Szkoda urlopu. Może jest jakieś inne wyjście?
Jacek
PS
aby być dokładnym, to dojazd do pracy niby jest, ale objazd to ponad 100 km
w jedną stronę i trzeba by jechać autem prywatnym, bo innej możliwości nie
ma.
-
2. Data: 2010-05-20 08:56:02
Temat: Re: Brak dojazdu do pracy.

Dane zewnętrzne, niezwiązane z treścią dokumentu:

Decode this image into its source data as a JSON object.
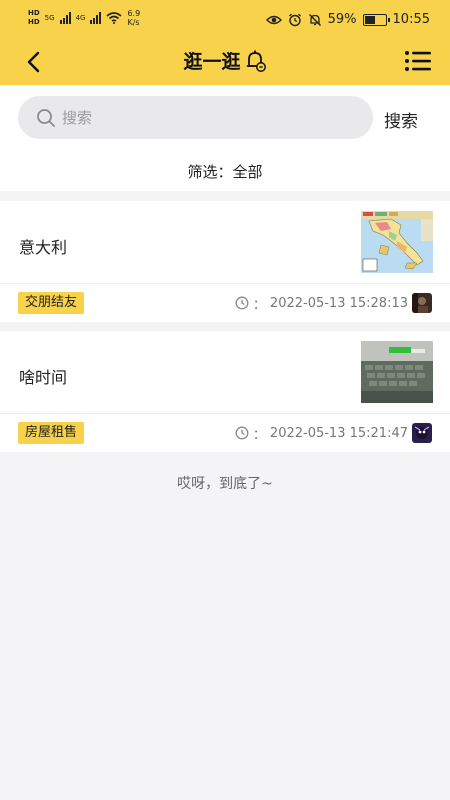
{
  "status_bar": {
    "hd1": "HD",
    "hd2": "HD",
    "network1": "5G",
    "network2": "4G",
    "speed_value": "6.9",
    "speed_unit": "K/s",
    "battery": "59%",
    "battery_level": 0.59,
    "time": "10:55"
  },
  "header": {
    "title": "逛一逛",
    "back_icon": "chevron-left-icon",
    "bell_icon": "bell-icon",
    "menu_icon": "list-menu-icon"
  },
  "search": {
    "placeholder": "搜索",
    "button_label": "搜索"
  },
  "filter": {
    "text": "筛选：全部"
  },
  "posts": [
    {
      "title": "意大利",
      "tag": "交朋结友",
      "time_prefix": "：",
      "time": "2022-05-13 15:28:13"
    },
    {
      "title": "啥时间",
      "tag": "房屋租售",
      "time_prefix": "：",
      "time": "2022-05-13 15:21:47"
    }
  ],
  "footer": {
    "text": "哎呀，到底了~"
  },
  "colors": {
    "accent": "#f7d24a",
    "background": "#f4f4f7"
  }
}
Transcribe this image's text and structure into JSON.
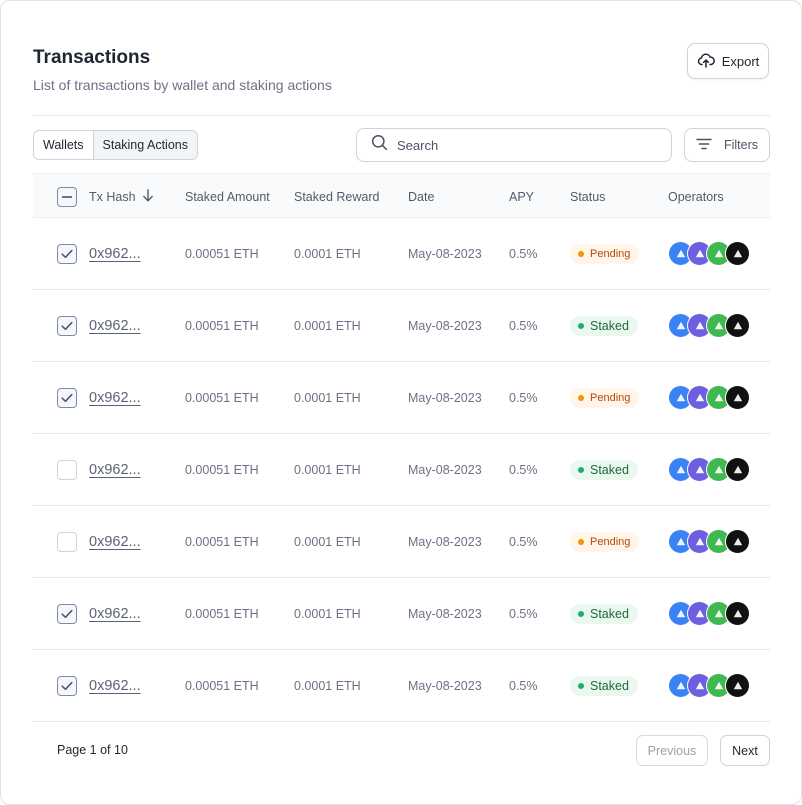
{
  "header": {
    "title": "Transactions",
    "subtitle": "List of transactions by wallet and staking actions",
    "export_label": "Export",
    "export_icon": "cloud-upload-icon"
  },
  "toolbar": {
    "tabs": [
      {
        "label": "Wallets",
        "active": false
      },
      {
        "label": "Staking Actions",
        "active": true
      }
    ],
    "search_placeholder": "Search",
    "filters_label": "Filters"
  },
  "table": {
    "columns": [
      "Tx Hash",
      "Staked Amount",
      "Staked Reward",
      "Date",
      "APY",
      "Status",
      "Operators"
    ],
    "sort_icon": "arrow-down-icon",
    "operator_colors": [
      "#3b82f6",
      "#6d5fe0",
      "#3fb950",
      "#111111"
    ],
    "status_colors": {
      "Pending": "#f79009",
      "Staked": "#17b26a"
    },
    "rows": [
      {
        "checked": true,
        "hash": "0x962...",
        "amount": "0.00051 ETH",
        "reward": "0.0001 ETH",
        "date": "May-08-2023",
        "apy": "0.5%",
        "status": "Pending"
      },
      {
        "checked": true,
        "hash": "0x962...",
        "amount": "0.00051 ETH",
        "reward": "0.0001 ETH",
        "date": "May-08-2023",
        "apy": "0.5%",
        "status": "Staked"
      },
      {
        "checked": true,
        "hash": "0x962...",
        "amount": "0.00051 ETH",
        "reward": "0.0001 ETH",
        "date": "May-08-2023",
        "apy": "0.5%",
        "status": "Pending"
      },
      {
        "checked": false,
        "hash": "0x962...",
        "amount": "0.00051 ETH",
        "reward": "0.0001 ETH",
        "date": "May-08-2023",
        "apy": "0.5%",
        "status": "Staked"
      },
      {
        "checked": false,
        "hash": "0x962...",
        "amount": "0.00051 ETH",
        "reward": "0.0001 ETH",
        "date": "May-08-2023",
        "apy": "0.5%",
        "status": "Pending"
      },
      {
        "checked": true,
        "hash": "0x962...",
        "amount": "0.00051 ETH",
        "reward": "0.0001 ETH",
        "date": "May-08-2023",
        "apy": "0.5%",
        "status": "Staked"
      },
      {
        "checked": true,
        "hash": "0x962...",
        "amount": "0.00051 ETH",
        "reward": "0.0001 ETH",
        "date": "May-08-2023",
        "apy": "0.5%",
        "status": "Staked"
      }
    ]
  },
  "pagination": {
    "page_text": "Page 1 of 10",
    "previous_label": "Previous",
    "next_label": "Next"
  }
}
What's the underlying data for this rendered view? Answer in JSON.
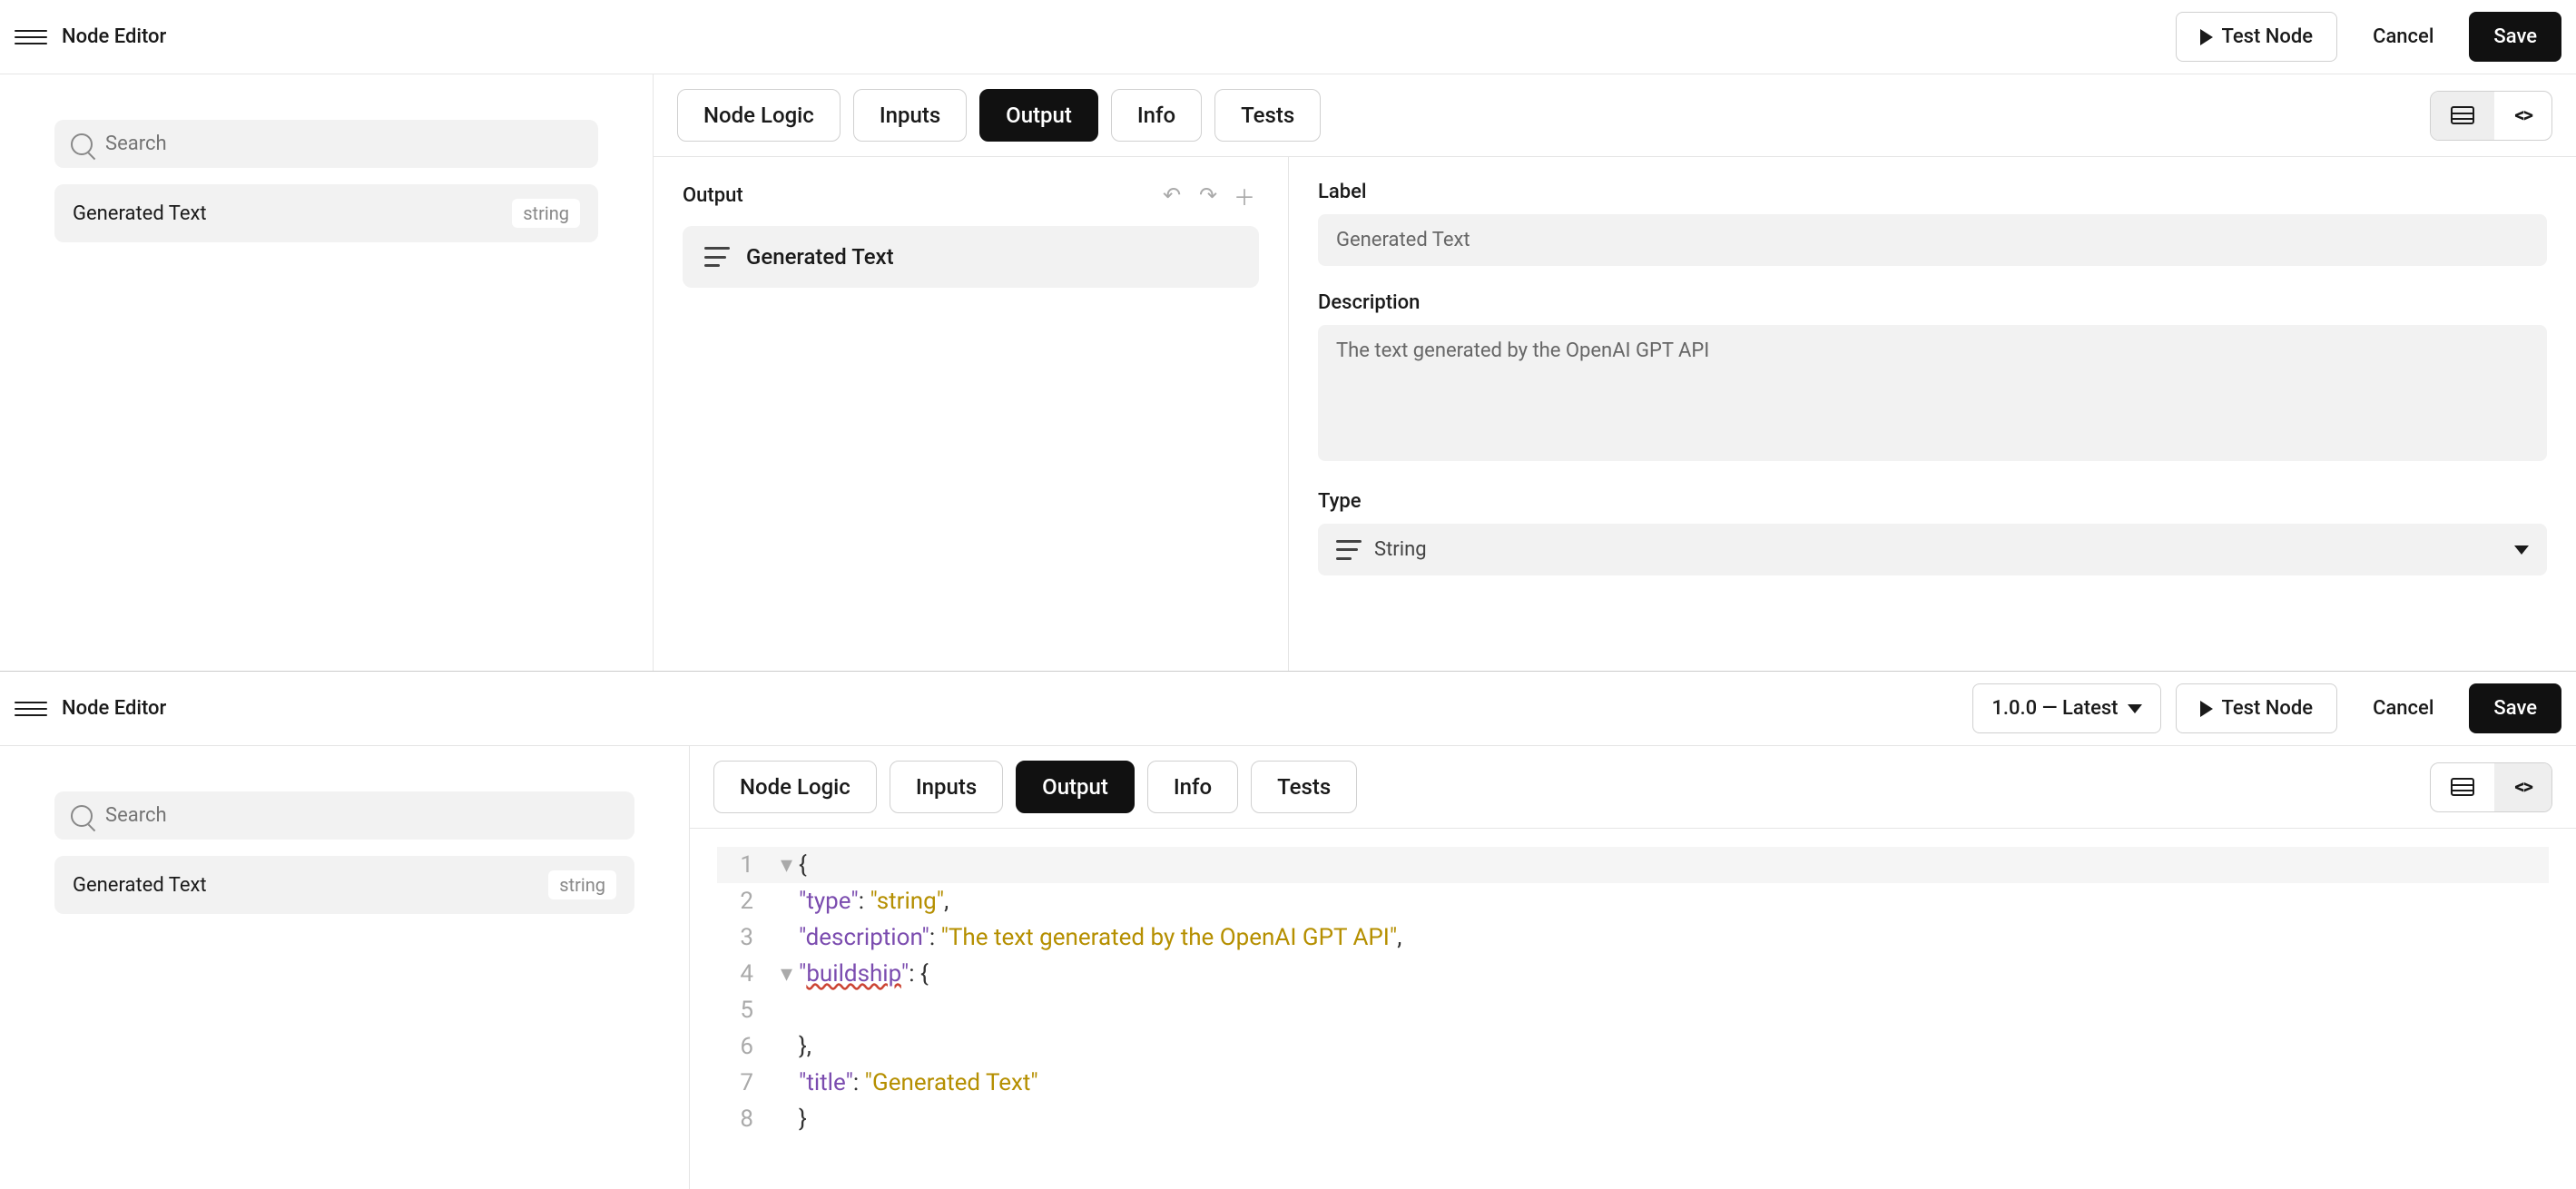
{
  "top": {
    "header": {
      "title": "Node Editor",
      "test_node": "Test Node",
      "cancel": "Cancel",
      "save": "Save"
    },
    "sidebar": {
      "search_placeholder": "Search",
      "item": {
        "name": "Generated Text",
        "type": "string"
      }
    },
    "tabs": {
      "node_logic": "Node Logic",
      "inputs": "Inputs",
      "output": "Output",
      "info": "Info",
      "tests": "Tests",
      "active": "output"
    },
    "view_mode": "form",
    "output_column": {
      "title": "Output",
      "card": "Generated Text"
    },
    "form": {
      "label_label": "Label",
      "label_value": "Generated Text",
      "description_label": "Description",
      "description_value": "The text generated by the OpenAI GPT API",
      "type_label": "Type",
      "type_value": "String"
    }
  },
  "bottom": {
    "header": {
      "title": "Node Editor",
      "version": "1.0.0 — Latest",
      "test_node": "Test Node",
      "cancel": "Cancel",
      "save": "Save"
    },
    "sidebar": {
      "search_placeholder": "Search",
      "item": {
        "name": "Generated Text",
        "type": "string"
      }
    },
    "tabs": {
      "node_logic": "Node Logic",
      "inputs": "Inputs",
      "output": "Output",
      "info": "Info",
      "tests": "Tests",
      "active": "output"
    },
    "view_mode": "code",
    "code": {
      "lines": [
        {
          "n": 1,
          "fold": true,
          "seg": [
            {
              "t": "punc",
              "v": "{"
            }
          ]
        },
        {
          "n": 2,
          "indent": 1,
          "seg": [
            {
              "t": "key",
              "v": "\"type\""
            },
            {
              "t": "punc",
              "v": ": "
            },
            {
              "t": "str",
              "v": "\"string\""
            },
            {
              "t": "punc",
              "v": ","
            }
          ]
        },
        {
          "n": 3,
          "indent": 1,
          "seg": [
            {
              "t": "key",
              "v": "\"description\""
            },
            {
              "t": "punc",
              "v": ": "
            },
            {
              "t": "str",
              "v": "\"The text generated by the OpenAI GPT API\""
            },
            {
              "t": "punc",
              "v": ","
            }
          ]
        },
        {
          "n": 4,
          "fold": true,
          "indent": 1,
          "seg": [
            {
              "t": "key",
              "v": "\""
            },
            {
              "t": "keyu",
              "v": "buildship"
            },
            {
              "t": "key",
              "v": "\""
            },
            {
              "t": "punc",
              "v": ": {"
            }
          ]
        },
        {
          "n": 5,
          "indent": 1,
          "seg": []
        },
        {
          "n": 6,
          "indent": 1,
          "seg": [
            {
              "t": "punc",
              "v": "},"
            }
          ]
        },
        {
          "n": 7,
          "indent": 1,
          "seg": [
            {
              "t": "key",
              "v": "\"title\""
            },
            {
              "t": "punc",
              "v": ": "
            },
            {
              "t": "str",
              "v": "\"Generated Text\""
            }
          ]
        },
        {
          "n": 8,
          "seg": [
            {
              "t": "punc",
              "v": "}"
            }
          ]
        }
      ]
    }
  }
}
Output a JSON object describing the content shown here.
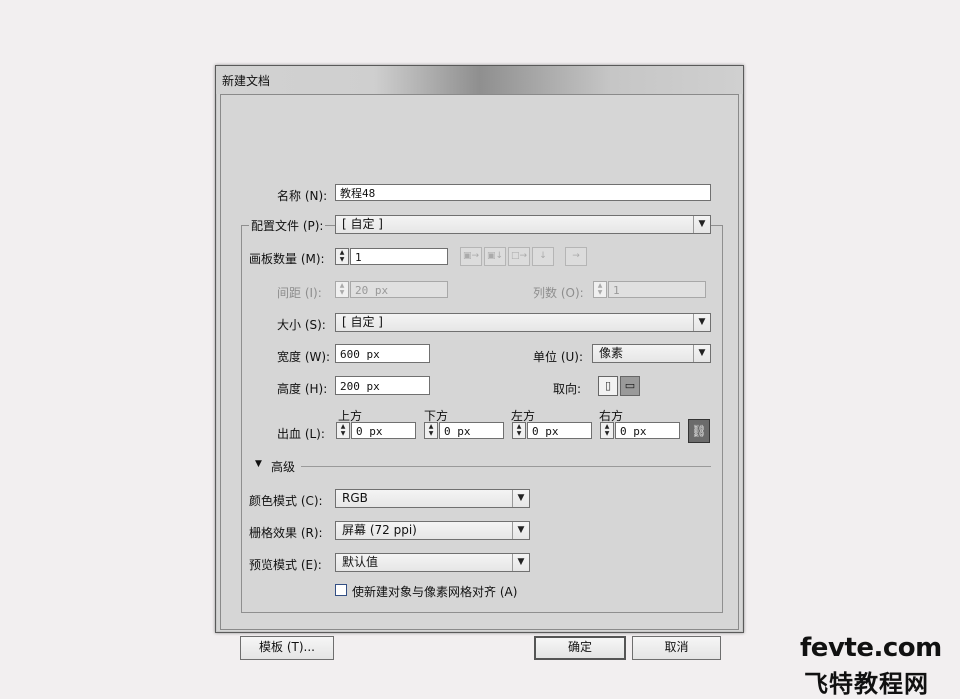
{
  "dialog": {
    "title": "新建文档",
    "name_label": "名称 (N):",
    "name_value": "教程48",
    "profile_label": "配置文件 (P):",
    "profile_value": "[ 自定 ]",
    "artboards_label": "画板数量 (M):",
    "artboards_value": "1",
    "spacing_label": "间距 (I):",
    "spacing_value": "20 px",
    "columns_label": "列数 (O):",
    "columns_value": "1",
    "size_label": "大小 (S):",
    "size_value": "[ 自定 ]",
    "width_label": "宽度 (W):",
    "width_value": "600 px",
    "units_label": "单位 (U):",
    "units_value": "像素",
    "height_label": "高度 (H):",
    "height_value": "200 px",
    "orientation_label": "取向:",
    "bleed_label": "出血 (L):",
    "bleed": {
      "top_label": "上方",
      "top_value": "0 px",
      "bottom_label": "下方",
      "bottom_value": "0 px",
      "left_label": "左方",
      "left_value": "0 px",
      "right_label": "右方",
      "right_value": "0 px"
    },
    "advanced_label": "高级",
    "color_mode_label": "颜色模式 (C):",
    "color_mode_value": "RGB",
    "raster_label": "栅格效果 (R):",
    "raster_value": "屏幕 (72 ppi)",
    "preview_label": "预览模式 (E):",
    "preview_value": "默认值",
    "align_pixel_label": "使新建对象与像素网格对齐 (A)",
    "templates_button": "模板 (T)...",
    "ok_button": "确定",
    "cancel_button": "取消"
  },
  "watermark": {
    "site": "fevte.com",
    "site_cn": "飞特教程网"
  }
}
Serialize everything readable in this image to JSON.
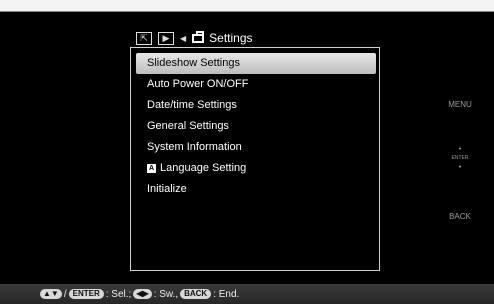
{
  "header": {
    "tab_title": "Settings",
    "tab_icons": [
      "zoom-tab-icon",
      "playback-tab-icon"
    ]
  },
  "menu": {
    "items": [
      {
        "label": "Slideshow Settings",
        "selected": true
      },
      {
        "label": "Auto Power ON/OFF"
      },
      {
        "label": "Date/time Settings"
      },
      {
        "label": "General Settings"
      },
      {
        "label": "System Information"
      },
      {
        "label": "Language Setting",
        "icon": "language-icon"
      },
      {
        "label": "Initialize"
      }
    ]
  },
  "side_buttons": {
    "menu": "MENU",
    "enter": "ENTER",
    "back": "BACK"
  },
  "footer": {
    "enter_key": "ENTER",
    "select_text": ": Sel.;",
    "switch_text": ": Sw.,",
    "back_key": "BACK",
    "end_text": ": End."
  },
  "colors": {
    "background": "#000000",
    "selection": "#d0d0d0",
    "side_text": "#9a9a9a"
  }
}
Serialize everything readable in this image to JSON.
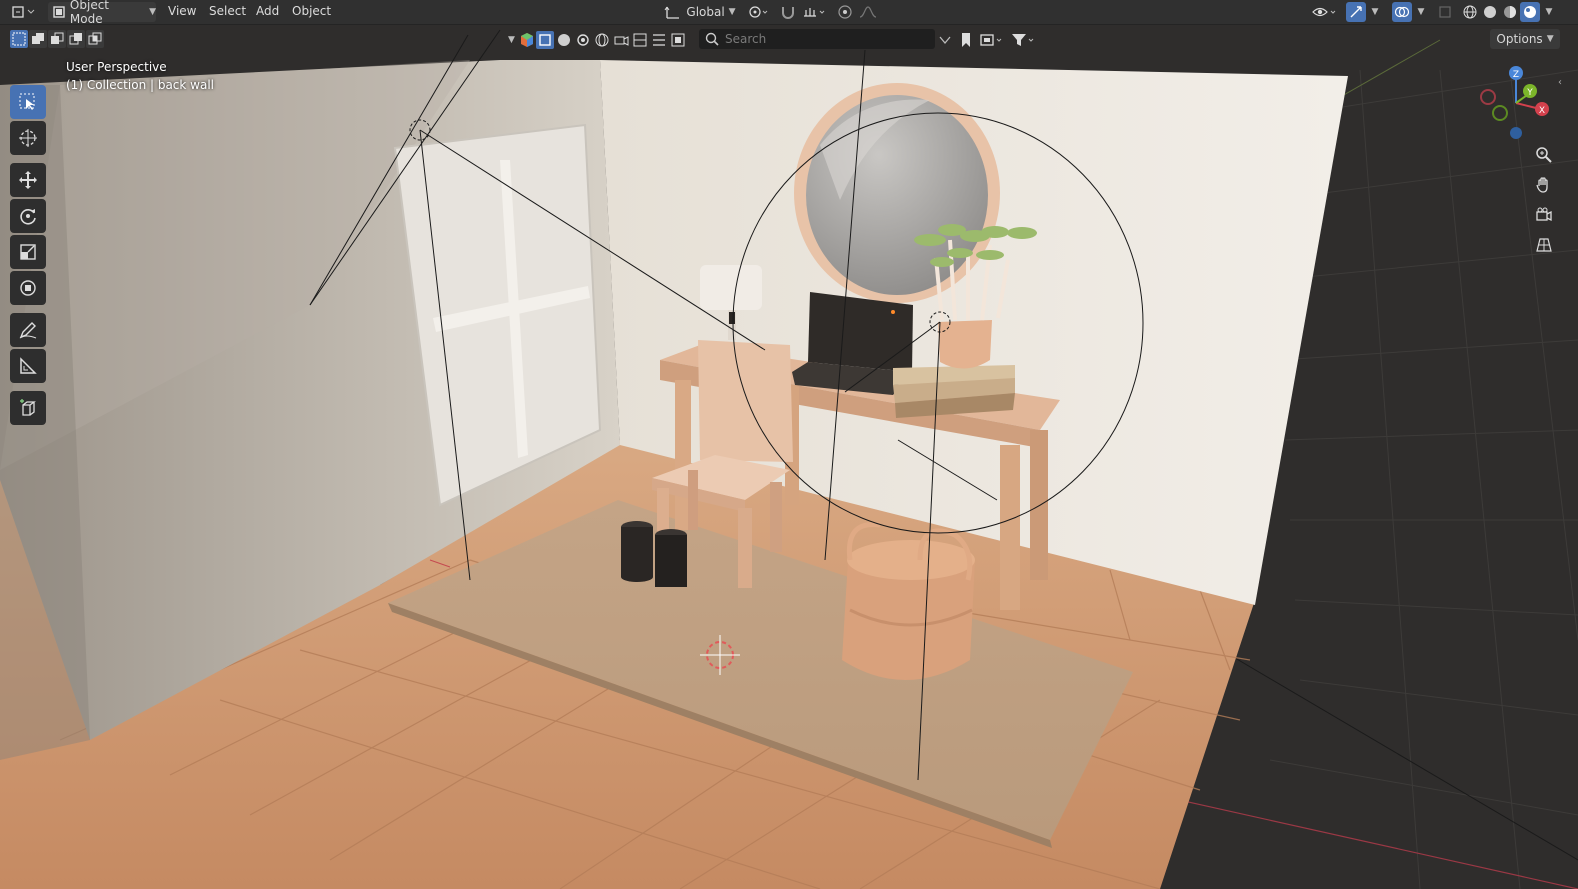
{
  "header": {
    "mode_label": "Object Mode",
    "menus": [
      "View",
      "Select",
      "Add",
      "Object"
    ],
    "transform_orientation": "Global",
    "search_placeholder": "Search",
    "options_label": "Options"
  },
  "viewport": {
    "perspective_label": "User Perspective",
    "collection_label": "(1) Collection | back wall"
  },
  "gizmo": {
    "x": "X",
    "y": "Y",
    "z": "Z"
  },
  "colors": {
    "accent": "#4772b3",
    "wall": "#e8e2d8",
    "floor": "#d8a07a",
    "rug": "#c9ab8d",
    "grid_bg": "#303030"
  },
  "tools": [
    "select-box-icon",
    "cursor-icon",
    "move-icon",
    "rotate-icon",
    "scale-icon",
    "transform-icon",
    "annotate-icon",
    "measure-icon",
    "add-cube-icon"
  ]
}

Urlop?
Od: jureq <j...@X...to.z.adresu.Xop.pl>
Dnia Thu, 20 May 2010 10:15:42 +0200, Jacek napisał(a):
> Z powodu powodzi żona nie ma jak dojechać do pracy. Na razie wypisali
> jej zwykły urlop do piątku. Czy jakiś przepis reguluje tego typu
> sytuację? Szkoda urlopu. Może jest jakieś inne wyjście?
Nieobecność nieusprawiedliwiona. Ale nie zapłacą jej za te dni
nieobecności. Może wybierać czy lepiej mieć zapłacone za urlop, czy może
sobie pozwolić na obniżenie zarobków w danym miesiącu.
-
3. Data: 2010-05-20 10:04:10
Temat: Re: Brak dojazdu do pracy. Urlop?
Od: "SDD" <s...@t...pl>
Użytkownik "jureq" <j...@X...to.z.adresu.Xop.pl> napisał w wiadomości
news:ht2tf2$mi5$1@news.onet.pl...
> Nieobecność nieusprawiedliwiona. Ale nie zapłacą jej za te dni
Chyba usprawiedliwiona.
Nieusprawiedliwiona to dyscyplinarka
Pozdrawiam
SDD
-
4. Data: 2010-05-20 11:15:49
Temat: Re: Brak dojazdu do pracy. Urlop?
Od: jureq <j...@X...to.z.adresu.Xop.pl>
Dnia Thu, 20 May 2010 12:04:10 +0200, SDD napisał(a):
>> Nieobecno?ae nieusprawiedliwiona. Ale nie zap?ac? jej za te dni
>
> Chyba usprawiedliwiona.
Oczywiście. Coś mi się pomerdało.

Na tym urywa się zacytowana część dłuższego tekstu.